Wetlands managed as part of the Sacramento National Wildlife Refuge Complex

Butte Sink Wildlife Management Area is located in Colusa, Butte, and Sutter Counties. It is wetlands managed as part of the Sacramento National Wildlife Refuge Complex and is not open to the public.

Within the 18000 acre Wildlife Management Area (WMA), conservation easements have been purchased on 10311 acre, requiring landowners to maintain wetlands on their property in perpetuity. These lands are privately owned and closed to public access. In addition, a 733 acre area (owned in fee title) was established in 1980 to protect wetlands for wintering waterfowl.
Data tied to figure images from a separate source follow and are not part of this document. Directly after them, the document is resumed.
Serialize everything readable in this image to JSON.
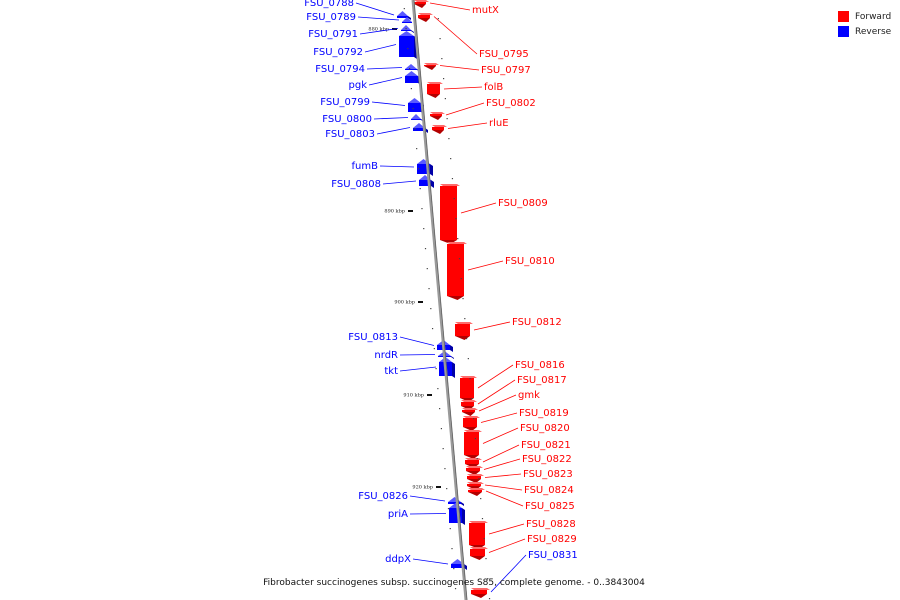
{
  "legend": {
    "forward_label": "Forward",
    "reverse_label": "Reverse",
    "forward_color": "#ff0000",
    "reverse_color": "#0000ff"
  },
  "caption": "Fibrobacter succinogenes subsp. succinogenes S85, complete genome. - 0..3843004",
  "axis_ticks": [
    {
      "kbp": 880,
      "label": "880 kbp"
    },
    {
      "kbp": 890,
      "label": "890 kbp"
    },
    {
      "kbp": 900,
      "label": "900 kbp"
    },
    {
      "kbp": 910,
      "label": "910 kbp"
    },
    {
      "kbp": 920,
      "label": "920 kbp"
    }
  ],
  "reverse_genes": [
    {
      "label": "FSU_0788"
    },
    {
      "label": "FSU_0789"
    },
    {
      "label": "FSU_0791"
    },
    {
      "label": "FSU_0792"
    },
    {
      "label": "FSU_0794"
    },
    {
      "label": "pgk"
    },
    {
      "label": "FSU_0799"
    },
    {
      "label": "FSU_0800"
    },
    {
      "label": "FSU_0803"
    },
    {
      "label": "fumB"
    },
    {
      "label": "FSU_0808"
    },
    {
      "label": "FSU_0813"
    },
    {
      "label": "nrdR"
    },
    {
      "label": "tkt"
    },
    {
      "label": "FSU_0826"
    },
    {
      "label": "priA"
    },
    {
      "label": "ddpX"
    }
  ],
  "forward_genes": [
    {
      "label": "mutX"
    },
    {
      "label": "FSU_0795"
    },
    {
      "label": "FSU_0797"
    },
    {
      "label": "folB"
    },
    {
      "label": "FSU_0802"
    },
    {
      "label": "rluE"
    },
    {
      "label": "FSU_0809"
    },
    {
      "label": "FSU_0810"
    },
    {
      "label": "FSU_0812"
    },
    {
      "label": "FSU_0816"
    },
    {
      "label": "FSU_0817"
    },
    {
      "label": "gmk"
    },
    {
      "label": "FSU_0819"
    },
    {
      "label": "FSU_0820"
    },
    {
      "label": "FSU_0821"
    },
    {
      "label": "FSU_0822"
    },
    {
      "label": "FSU_0823"
    },
    {
      "label": "FSU_0824"
    },
    {
      "label": "FSU_0825"
    },
    {
      "label": "FSU_0828"
    },
    {
      "label": "FSU_0829"
    },
    {
      "label": "FSU_0831"
    }
  ]
}
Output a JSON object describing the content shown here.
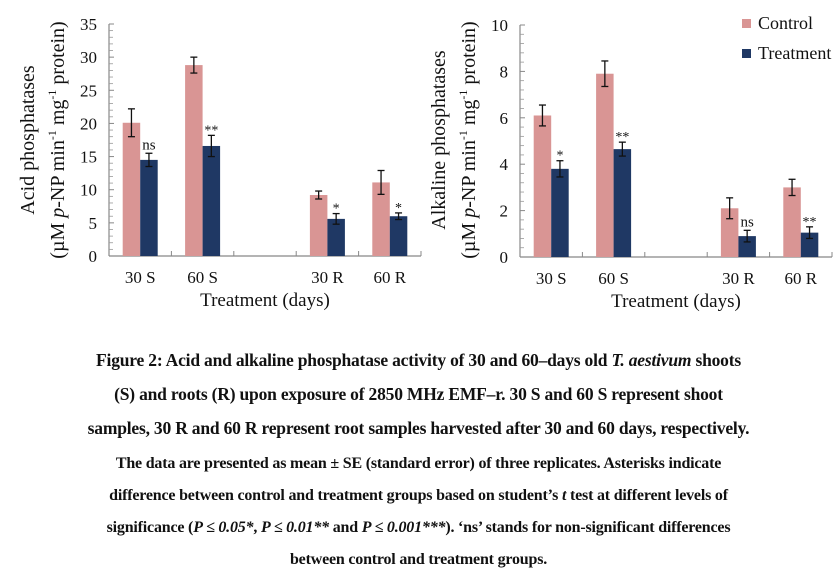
{
  "chart_data": [
    {
      "type": "bar",
      "title": "",
      "xlabel": "Treatment (days)",
      "ylabel_line1": "Acid phosphatases",
      "ylabel_line2": "(µM p-NP min-1 mg-1 protein)",
      "categories": [
        "30 S",
        "60 S",
        "",
        "30 R",
        "60 R"
      ],
      "ylim": [
        0,
        35
      ],
      "yticks": [
        0,
        5,
        10,
        15,
        20,
        25,
        30,
        35
      ],
      "minor_ticks_per_major": 5,
      "series": [
        {
          "name": "Control",
          "color": "#D99594",
          "values": [
            20.1,
            28.8,
            null,
            9.2,
            11.1
          ],
          "errors": [
            2.1,
            1.2,
            null,
            0.6,
            1.8
          ]
        },
        {
          "name": "Treatment",
          "color": "#1F3864",
          "values": [
            14.5,
            16.6,
            null,
            5.6,
            6.0
          ],
          "errors": [
            1.0,
            1.6,
            null,
            0.8,
            0.5
          ]
        }
      ],
      "annotations": [
        "ns",
        "**",
        "",
        "*",
        "*"
      ],
      "legend": null
    },
    {
      "type": "bar",
      "title": "",
      "xlabel": "Treatment (days)",
      "ylabel_line1": "Alkaline phosphatases",
      "ylabel_line2": "(µM p-NP min-1 mg-1 protein)",
      "categories": [
        "30 S",
        "60 S",
        "",
        "30 R",
        "60 R"
      ],
      "ylim": [
        0,
        10
      ],
      "yticks": [
        0,
        2,
        4,
        6,
        8,
        10
      ],
      "minor_ticks_per_major": 5,
      "series": [
        {
          "name": "Control",
          "color": "#D99594",
          "values": [
            6.1,
            7.9,
            null,
            2.1,
            3.0
          ],
          "errors": [
            0.45,
            0.55,
            null,
            0.45,
            0.35
          ]
        },
        {
          "name": "Treatment",
          "color": "#1F3864",
          "values": [
            3.8,
            4.65,
            null,
            0.9,
            1.05
          ],
          "errors": [
            0.35,
            0.3,
            null,
            0.25,
            0.25
          ]
        }
      ],
      "annotations": [
        "*",
        "**",
        "",
        "ns",
        "**"
      ],
      "legend": "top-right"
    }
  ],
  "ylabel_parts": {
    "open": "(µM ",
    "p": "p",
    "np_min": "-NP min",
    "sup1": "-1",
    "mg": " mg",
    "sup2": "-1",
    "protein": " protein)"
  },
  "caption": {
    "line1_a": "Figure 2: Acid and alkaline phosphatase activity of 30 and 60–days old ",
    "line1_italic": "T. aestivum",
    "line1_b": " shoots",
    "line2": "(S) and roots (R) upon exposure of 2850 MHz EMF–r. 30 S and 60 S represent shoot",
    "line3": "samples, 30 R and 60 R represent root samples harvested after 30 and 60 days, respectively.",
    "line4": "The data are presented as mean ± SE (standard error) of three replicates. Asterisks indicate",
    "line5_a": "difference between control and treatment groups based on student’s ",
    "line5_italic": "t",
    "line5_b": " test at different levels of",
    "line6_a": "significance (",
    "line6_i1": "P ≤ 0.05*",
    "line6_b": ", ",
    "line6_i2": "P ≤ 0.01**",
    "line6_c": " and ",
    "line6_i3": "P ≤ 0.001***",
    "line6_d": "). ‘ns’ stands for non-significant differences",
    "line7": "between control and treatment groups."
  }
}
This area is known as the "Butte Sink Unit" (formerly known as the Butte Sink National Wildlife Refuge), and is also closed to public access.

Major refuge objectives are to provide feeding and resting habitat for wintering waterfowl; provide habitat and management for endangered, threatened, or sensitive species of concern; protect and provide habitat for neotropical migratory land birds; preserve a natural diversity and abundance of flora and fauna; and alleviate crop depredation.

The Butte Sink typically supports wintering populations of over 300,000 ducks and 100,000 geese. As 95 percent of wetlands of the Central Valley have been lost over the last 100 years, waterfowl have become increasingly dependent on the remaining wetlands within the Sacramento Valley.